Friday, August 17, 2007

Is There Any Religious Freedom in Egypt?

This article, published on Compass Direct News illustrates a very interesting dilemma. It is the story of an Egyptian man who had decided to convert from Islam to Christianity only to find himself in a very precarious position--he cannot obtain an ID card stating that he is indeed a Christian. Consequently, he had to resort to the courts in order to obtain his rights.

Thus far, Egypt has always used the excuse of not recognizing the Baha'i Faith in order to deny the Baha'is their civil rights. Egypt has clearly stated that it only recognizes three religions as divine, namely: Islam, Christianity and Judaism. Officially it will grant anyone who is a follower of any of these religions his or her full citizenship rights.

Now, this case involves a man who supposedly belongs to one of the three recognized religions in Egypt, but apparently because he had converted from Islam to Christianity, he is being denied his rights. However, legal conversion from Christianity to Islam occurs regularly in Egypt, and those who convert have no difficulty whatsoever in obtaining ID documents stating that they are Muslims.

Here is his story:

Tuesday August 07, 2007

EGYPT: MUSLIM SUES FOR RIGHT TO CONVERT TO CHRISTIANITY


Christian's attorney facing death threats from Egyptian security police.

ISTANBUL, August 6 (Compass Direct News) – A Muslim convert to Christianity filed suit against Egypt last week for refusing to legally recognize his change of religion, sparking a reactionary lawsuit by Muslim clerics and death threats against his lawyer.

Mohammed Ahmed Hegazy, 24, brought a case against Egypt’s interior ministry on Thursday (August 2) for rejecting his application to replace Islam with Christianity on his personal identification papers.

“I think it is my natural right, to embrace the religion I believe and not to have to have a double personality for me as well as for my wife and my expected baby,” said Hegazy, who converted to Christianity when he was 16.

Though Egyptian law does not forbid conversion from Islam to Christianity, it provides no legal means to make the change. Converts to Christianity usually hide their identity to avoid torture and forced recantation at the hands of family members and security police.

Hegazy, whose wife Zeinab is four months pregnant, said that he wants his child to be born with Christian papers. The couple, who were forced to hold an Islamic wedding ceremony because of their legal status as Muslims, know that a Christian ID card will allow their child to take Christian religion classes in school, marry in a church and even openly attend services without fear of harassment. Read the rest here....

4 comments:

Phillipe Copeland said...

Hmmm, what a tangled web we weave when we try and make intolerance public policy. Cases like this only serve to expose the goal of such policies is to maintain the supremacy of some religions over others. As such to claim a commitment to religious freedom is absurd.
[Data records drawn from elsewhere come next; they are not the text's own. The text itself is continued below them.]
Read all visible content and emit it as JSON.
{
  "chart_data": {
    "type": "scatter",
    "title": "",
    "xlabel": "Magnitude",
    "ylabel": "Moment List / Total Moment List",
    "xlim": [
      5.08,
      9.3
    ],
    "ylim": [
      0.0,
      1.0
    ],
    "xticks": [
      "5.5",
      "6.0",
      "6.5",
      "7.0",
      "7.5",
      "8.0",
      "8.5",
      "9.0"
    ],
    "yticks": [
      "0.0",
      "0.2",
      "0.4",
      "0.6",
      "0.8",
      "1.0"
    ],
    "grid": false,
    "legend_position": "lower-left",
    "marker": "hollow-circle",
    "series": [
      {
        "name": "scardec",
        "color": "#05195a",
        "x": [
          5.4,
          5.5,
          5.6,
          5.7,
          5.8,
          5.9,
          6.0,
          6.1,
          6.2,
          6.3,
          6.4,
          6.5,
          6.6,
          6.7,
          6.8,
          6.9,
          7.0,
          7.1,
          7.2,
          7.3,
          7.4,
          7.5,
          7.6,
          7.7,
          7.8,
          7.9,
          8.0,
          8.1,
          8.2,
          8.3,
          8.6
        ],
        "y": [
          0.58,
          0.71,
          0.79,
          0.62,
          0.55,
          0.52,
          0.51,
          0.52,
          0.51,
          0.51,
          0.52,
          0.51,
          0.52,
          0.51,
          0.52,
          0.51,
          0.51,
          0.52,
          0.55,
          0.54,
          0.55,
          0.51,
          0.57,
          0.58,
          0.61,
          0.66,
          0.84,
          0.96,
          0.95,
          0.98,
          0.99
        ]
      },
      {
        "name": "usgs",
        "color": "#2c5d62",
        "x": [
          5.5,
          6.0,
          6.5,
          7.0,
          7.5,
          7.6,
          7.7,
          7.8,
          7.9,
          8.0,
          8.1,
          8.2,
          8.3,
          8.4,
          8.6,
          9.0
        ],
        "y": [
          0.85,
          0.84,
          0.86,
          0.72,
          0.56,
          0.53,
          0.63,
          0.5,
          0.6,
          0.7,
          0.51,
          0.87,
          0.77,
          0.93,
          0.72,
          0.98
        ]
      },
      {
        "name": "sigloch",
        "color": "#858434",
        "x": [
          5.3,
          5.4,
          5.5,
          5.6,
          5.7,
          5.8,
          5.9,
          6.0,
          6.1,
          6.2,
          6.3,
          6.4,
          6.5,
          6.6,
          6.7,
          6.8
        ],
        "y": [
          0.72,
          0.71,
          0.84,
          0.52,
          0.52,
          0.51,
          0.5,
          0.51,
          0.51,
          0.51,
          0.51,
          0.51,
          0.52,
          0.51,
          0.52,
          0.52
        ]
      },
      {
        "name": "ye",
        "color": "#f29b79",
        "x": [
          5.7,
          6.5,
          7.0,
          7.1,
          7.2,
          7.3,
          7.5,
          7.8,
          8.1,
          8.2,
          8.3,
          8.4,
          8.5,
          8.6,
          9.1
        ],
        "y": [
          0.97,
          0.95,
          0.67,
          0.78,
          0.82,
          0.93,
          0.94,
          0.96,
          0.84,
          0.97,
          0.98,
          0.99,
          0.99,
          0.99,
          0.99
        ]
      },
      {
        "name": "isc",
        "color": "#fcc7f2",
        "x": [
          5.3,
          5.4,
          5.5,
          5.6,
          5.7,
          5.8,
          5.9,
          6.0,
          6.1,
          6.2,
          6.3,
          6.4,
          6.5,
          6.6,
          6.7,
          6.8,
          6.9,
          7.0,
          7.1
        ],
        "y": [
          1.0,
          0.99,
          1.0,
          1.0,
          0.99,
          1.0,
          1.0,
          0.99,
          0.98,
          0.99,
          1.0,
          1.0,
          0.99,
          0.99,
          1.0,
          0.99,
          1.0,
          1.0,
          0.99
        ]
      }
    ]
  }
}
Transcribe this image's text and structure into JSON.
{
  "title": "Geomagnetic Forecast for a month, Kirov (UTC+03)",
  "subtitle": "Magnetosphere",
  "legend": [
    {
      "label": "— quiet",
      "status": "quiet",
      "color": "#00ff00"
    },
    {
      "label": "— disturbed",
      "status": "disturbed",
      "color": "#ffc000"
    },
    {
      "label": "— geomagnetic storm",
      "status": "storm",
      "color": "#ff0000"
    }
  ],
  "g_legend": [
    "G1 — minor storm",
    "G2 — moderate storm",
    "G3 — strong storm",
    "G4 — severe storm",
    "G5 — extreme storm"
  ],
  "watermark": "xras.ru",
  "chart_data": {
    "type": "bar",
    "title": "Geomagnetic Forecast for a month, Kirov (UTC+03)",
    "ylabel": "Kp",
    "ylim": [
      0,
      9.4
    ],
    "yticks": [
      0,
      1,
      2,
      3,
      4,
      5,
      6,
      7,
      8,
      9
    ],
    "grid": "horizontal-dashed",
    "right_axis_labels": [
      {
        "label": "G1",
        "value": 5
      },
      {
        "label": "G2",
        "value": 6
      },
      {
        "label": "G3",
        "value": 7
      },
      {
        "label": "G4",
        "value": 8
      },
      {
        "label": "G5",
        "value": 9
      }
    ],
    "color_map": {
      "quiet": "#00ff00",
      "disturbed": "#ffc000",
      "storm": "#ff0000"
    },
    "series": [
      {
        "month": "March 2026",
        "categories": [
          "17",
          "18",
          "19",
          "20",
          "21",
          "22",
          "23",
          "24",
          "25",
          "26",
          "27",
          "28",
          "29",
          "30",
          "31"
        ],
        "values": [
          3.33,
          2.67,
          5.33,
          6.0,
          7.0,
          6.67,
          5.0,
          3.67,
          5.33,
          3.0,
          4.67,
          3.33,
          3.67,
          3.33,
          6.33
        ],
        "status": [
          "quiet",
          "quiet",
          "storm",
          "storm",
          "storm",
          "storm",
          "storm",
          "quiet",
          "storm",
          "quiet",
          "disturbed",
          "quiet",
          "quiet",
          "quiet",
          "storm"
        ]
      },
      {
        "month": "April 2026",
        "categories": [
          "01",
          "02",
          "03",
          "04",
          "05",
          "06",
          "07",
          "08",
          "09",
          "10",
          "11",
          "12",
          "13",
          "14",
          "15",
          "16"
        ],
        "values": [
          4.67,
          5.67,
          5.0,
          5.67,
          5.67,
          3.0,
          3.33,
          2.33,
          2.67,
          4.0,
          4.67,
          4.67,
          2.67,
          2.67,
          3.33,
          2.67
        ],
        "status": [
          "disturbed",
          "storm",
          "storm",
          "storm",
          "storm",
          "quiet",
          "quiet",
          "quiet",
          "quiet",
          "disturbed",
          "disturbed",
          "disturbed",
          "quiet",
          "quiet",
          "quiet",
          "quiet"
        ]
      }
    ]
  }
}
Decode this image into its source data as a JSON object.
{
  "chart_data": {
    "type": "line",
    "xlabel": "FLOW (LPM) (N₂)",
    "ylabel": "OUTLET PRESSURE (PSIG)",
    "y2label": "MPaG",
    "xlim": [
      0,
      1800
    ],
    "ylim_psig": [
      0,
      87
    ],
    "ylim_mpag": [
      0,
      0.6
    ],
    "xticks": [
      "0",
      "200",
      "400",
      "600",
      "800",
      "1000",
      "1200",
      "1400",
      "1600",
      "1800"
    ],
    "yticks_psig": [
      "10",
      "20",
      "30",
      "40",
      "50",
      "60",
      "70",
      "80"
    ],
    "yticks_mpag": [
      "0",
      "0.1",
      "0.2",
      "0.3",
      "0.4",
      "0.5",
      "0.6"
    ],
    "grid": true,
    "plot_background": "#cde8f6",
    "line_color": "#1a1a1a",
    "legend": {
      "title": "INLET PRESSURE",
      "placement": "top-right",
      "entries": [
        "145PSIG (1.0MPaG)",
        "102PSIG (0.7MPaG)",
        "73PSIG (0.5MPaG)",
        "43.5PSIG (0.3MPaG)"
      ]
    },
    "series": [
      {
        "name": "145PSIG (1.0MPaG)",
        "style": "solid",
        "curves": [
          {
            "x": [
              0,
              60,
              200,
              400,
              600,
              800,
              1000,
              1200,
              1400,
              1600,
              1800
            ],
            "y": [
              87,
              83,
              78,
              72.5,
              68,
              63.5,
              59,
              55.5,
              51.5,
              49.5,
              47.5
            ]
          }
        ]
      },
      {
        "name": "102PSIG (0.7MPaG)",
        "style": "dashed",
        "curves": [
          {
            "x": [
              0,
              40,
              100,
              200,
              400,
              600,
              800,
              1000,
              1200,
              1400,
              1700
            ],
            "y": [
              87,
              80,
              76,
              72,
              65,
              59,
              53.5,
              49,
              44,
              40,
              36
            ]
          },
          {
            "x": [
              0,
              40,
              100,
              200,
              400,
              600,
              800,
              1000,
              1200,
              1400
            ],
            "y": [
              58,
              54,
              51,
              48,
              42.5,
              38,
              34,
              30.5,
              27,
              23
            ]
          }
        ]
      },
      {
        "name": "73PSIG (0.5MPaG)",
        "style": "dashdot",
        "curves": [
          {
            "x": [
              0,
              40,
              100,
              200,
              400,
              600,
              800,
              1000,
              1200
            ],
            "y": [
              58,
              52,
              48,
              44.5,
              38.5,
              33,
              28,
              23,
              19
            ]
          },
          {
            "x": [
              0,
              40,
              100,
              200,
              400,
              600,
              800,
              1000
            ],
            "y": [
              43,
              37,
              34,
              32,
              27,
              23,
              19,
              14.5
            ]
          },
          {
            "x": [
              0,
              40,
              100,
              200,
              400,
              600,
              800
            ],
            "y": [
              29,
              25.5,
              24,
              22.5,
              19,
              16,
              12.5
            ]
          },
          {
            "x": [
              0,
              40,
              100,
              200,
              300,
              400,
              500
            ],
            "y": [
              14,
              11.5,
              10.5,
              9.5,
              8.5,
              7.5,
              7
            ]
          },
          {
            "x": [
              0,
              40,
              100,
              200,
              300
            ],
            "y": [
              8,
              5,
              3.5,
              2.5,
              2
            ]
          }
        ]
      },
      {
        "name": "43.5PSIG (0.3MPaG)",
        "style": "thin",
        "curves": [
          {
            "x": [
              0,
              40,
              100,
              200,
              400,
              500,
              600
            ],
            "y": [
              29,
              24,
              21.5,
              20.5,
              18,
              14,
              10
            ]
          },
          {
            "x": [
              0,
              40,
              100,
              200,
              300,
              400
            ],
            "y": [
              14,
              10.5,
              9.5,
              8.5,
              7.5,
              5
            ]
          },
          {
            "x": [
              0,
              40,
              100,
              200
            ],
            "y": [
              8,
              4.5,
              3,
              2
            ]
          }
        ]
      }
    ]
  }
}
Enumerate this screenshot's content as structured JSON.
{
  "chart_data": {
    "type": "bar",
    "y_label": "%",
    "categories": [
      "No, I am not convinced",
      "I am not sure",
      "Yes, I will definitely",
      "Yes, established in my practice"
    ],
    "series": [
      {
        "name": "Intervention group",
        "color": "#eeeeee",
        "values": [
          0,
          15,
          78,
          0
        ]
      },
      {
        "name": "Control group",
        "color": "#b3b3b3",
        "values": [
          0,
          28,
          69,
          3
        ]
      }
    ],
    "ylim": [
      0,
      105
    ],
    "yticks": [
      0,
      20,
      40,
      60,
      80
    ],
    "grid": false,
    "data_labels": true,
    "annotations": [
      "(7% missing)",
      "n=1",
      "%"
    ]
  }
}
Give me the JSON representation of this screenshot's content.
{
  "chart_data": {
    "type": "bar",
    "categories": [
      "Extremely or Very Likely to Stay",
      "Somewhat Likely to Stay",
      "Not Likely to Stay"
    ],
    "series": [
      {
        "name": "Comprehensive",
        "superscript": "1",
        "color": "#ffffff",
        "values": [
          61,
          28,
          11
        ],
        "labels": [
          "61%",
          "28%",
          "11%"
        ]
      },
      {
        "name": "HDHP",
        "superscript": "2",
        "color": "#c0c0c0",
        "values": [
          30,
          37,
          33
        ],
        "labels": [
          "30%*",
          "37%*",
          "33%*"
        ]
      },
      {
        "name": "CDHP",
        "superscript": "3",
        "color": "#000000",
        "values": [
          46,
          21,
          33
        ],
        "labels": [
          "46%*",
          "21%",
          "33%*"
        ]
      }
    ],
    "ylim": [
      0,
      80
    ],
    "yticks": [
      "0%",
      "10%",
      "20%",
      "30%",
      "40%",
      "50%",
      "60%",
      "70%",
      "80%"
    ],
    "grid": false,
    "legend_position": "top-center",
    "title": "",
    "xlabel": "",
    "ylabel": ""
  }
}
Why not simply be honest?

Bilo said...

Phillipe,
You caught the essence of the post. This case clearly betrays the intentions and, in effect, the results of one-sided policies.

Anonymous said...

Religion and government should not mix. Religion is based on faith, which is, no matter the religion's name, a set of beliefs followed purely by personal choice. Basing a government on these concepts is illogical and dangerous. A governement should have laws based on a constitution. If they are just and well applied they work quite well. For proof: countries under religious rule do not have less crime and are not more caring for their citizens than those with secular governement. Also the rule of law should be there to unite the citizens of a country. To rule according to religion, one has to assume that the entire country will embrace the same belief. As it is never the case, the rules instead of uniting people become cause for segregation as they are based not on the common good but on a set of beliefs embraced by the majority but not by all. They result in strife, injustice and exactly the kind of shameful quandary Egypt is facing. The governemnt head who will realize how simple the solution is and run the country purely on secular laws removing any allusion to faith from its official papers (except to promote religious freedom) will gain a peaceful country, thankful citizens and the admiration of the world. It might for a while, unsettle those who, because of their positions of religious authority, had gained power in realms that should not be theirs. However, if they are true believers they will understand that a secular government does not take away the keys to the kingdom that is rightly there for those who deserve it.

Bilo said...

Anonymous,
Your comments make a lot of sense. Thanks!